In predicting the levels, we consider two sources of uncertainty: i) discharge prediction and ii) rating curve. In this study, we focus only on the rating curve uncertainty and its reduction by new data. The parameters of the rating curve are estimated using the gauging data. This data includes a set of observed water level and discharge pairs, referred to as gaugings. These are collected through an in-situ discharge measurement by a team of hydrometrists. A complete rating curve estimation requires gaugings at a range of levels/discharges. The rating curve model used at Overlee is a power law equation, with the parameters of this power law established through regression using the available set of gaugings. The uncertainty in the rating curve affects the uncertainty of water level predictions, especially for flood situations (Tomkins 2014; Sikorska et al., 2013; Domeneghetti et al., 2012; Di Baldassarre and Montanari 2009; Pappenberger et al., 2004; Le Coz et al., 2014; McMillan et al., 2012). The uncertainty in the rating curve can be reduced by adding data points in the regression, which are obtained through extra gaugings. These gaugings are laborious and when carried out manually, such as at Overlee, labour intensive, particularly at higher flows, when gauging may even become too dangerous to be done. The timing of the new gauging must be selected to coincide with either low-flow conditions, that are low-cost but also less informative, or high flow, that are costly and more informative, particularly for flood events.
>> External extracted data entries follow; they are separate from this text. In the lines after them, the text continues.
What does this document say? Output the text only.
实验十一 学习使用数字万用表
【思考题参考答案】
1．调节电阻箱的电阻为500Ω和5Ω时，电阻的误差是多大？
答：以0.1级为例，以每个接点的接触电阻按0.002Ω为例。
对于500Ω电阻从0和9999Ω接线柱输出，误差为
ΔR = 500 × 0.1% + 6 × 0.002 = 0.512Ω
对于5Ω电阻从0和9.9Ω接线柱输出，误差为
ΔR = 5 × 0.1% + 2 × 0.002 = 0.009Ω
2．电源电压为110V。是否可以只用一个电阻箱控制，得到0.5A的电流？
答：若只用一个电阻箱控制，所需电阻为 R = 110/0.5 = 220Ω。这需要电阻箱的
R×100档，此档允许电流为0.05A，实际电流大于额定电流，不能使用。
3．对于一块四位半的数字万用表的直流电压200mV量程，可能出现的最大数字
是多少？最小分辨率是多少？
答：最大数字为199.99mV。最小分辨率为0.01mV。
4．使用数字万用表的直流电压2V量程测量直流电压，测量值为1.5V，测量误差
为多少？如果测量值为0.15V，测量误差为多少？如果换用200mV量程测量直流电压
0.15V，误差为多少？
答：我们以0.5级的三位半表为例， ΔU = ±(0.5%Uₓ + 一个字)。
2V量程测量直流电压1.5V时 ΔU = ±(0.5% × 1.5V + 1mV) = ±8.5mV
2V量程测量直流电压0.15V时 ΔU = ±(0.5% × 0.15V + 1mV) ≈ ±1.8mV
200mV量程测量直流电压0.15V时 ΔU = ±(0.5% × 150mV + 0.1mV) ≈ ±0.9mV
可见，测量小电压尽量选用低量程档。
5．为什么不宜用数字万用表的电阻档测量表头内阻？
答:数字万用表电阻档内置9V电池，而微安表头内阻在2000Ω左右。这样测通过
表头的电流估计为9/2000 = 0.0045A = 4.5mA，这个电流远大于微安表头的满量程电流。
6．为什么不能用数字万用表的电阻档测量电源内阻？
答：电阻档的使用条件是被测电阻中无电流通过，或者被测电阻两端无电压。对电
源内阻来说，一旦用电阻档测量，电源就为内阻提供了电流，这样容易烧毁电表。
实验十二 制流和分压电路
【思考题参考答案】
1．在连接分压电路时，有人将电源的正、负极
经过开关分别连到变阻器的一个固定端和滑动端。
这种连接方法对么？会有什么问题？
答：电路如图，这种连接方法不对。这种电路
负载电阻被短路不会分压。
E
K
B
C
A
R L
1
In the primary decision problem the decision maker must decide whether to issue a flood warning. In the secondary monitoring problem the decision maker must efficiently select the additional gaugings to be carried out, and at what flow conditions.

3.1 Decision Problem

Equations 1112 define the optimal decision problem for this system.

$$ \mathcal{J}^{*} = \min\limits_{\{u_{t}\}_{t}^{H}} \sum\limits_{t=1}^{H} \mathcal{J}_{t} $$
(11)

where

$$\begin{array}{@{}rcl@{}} \mathcal{J}_{t} &=& u_{t} \times L \times y_{F,t} \\ &=& \left[ \begin{array}{c} u_{t} \\ 1-u_{t} \end{array} \right]^{T} \times \left[ \begin{array}{cc} C_{w} + L_{u} & C_{w} \\ L_{a} + L_{u} & 0 \end{array} \right] \times \left[ \begin{array}{c} p_{t} \\ 1-p_{t} \end{array} \right] \\ &=& \left[ \begin{array}{c} u_{t} \\ 1-u_{t} \end{array} \right]^{T} \times \left[ \begin{array}{c} p_{t} \cdot (C_{w} + L_{u})+ (1-p_{t}) \cdot C_{w} \\ p_{t} \cdot (L_{a} +L_{u}) \end{array} \right] \\ &=& \left[ \begin{array}{c} u_{t} \\ 1-u_{t} \end{array} \right]^{T} \times \left[ \begin{array}{c} C_{w} \\ p_{t} \cdot L_{a} \end{array} \right] \end{array} $$
(12)

In Eq. 11, \(\mathcal {J}_{t}\) is the time-step cost function; u t ∈{0,1} is the daily decision whether a flood warning is to be issued. This decision must be taken at all time-steps t ∈{1,…, H}, where H is the length of the problem horizon.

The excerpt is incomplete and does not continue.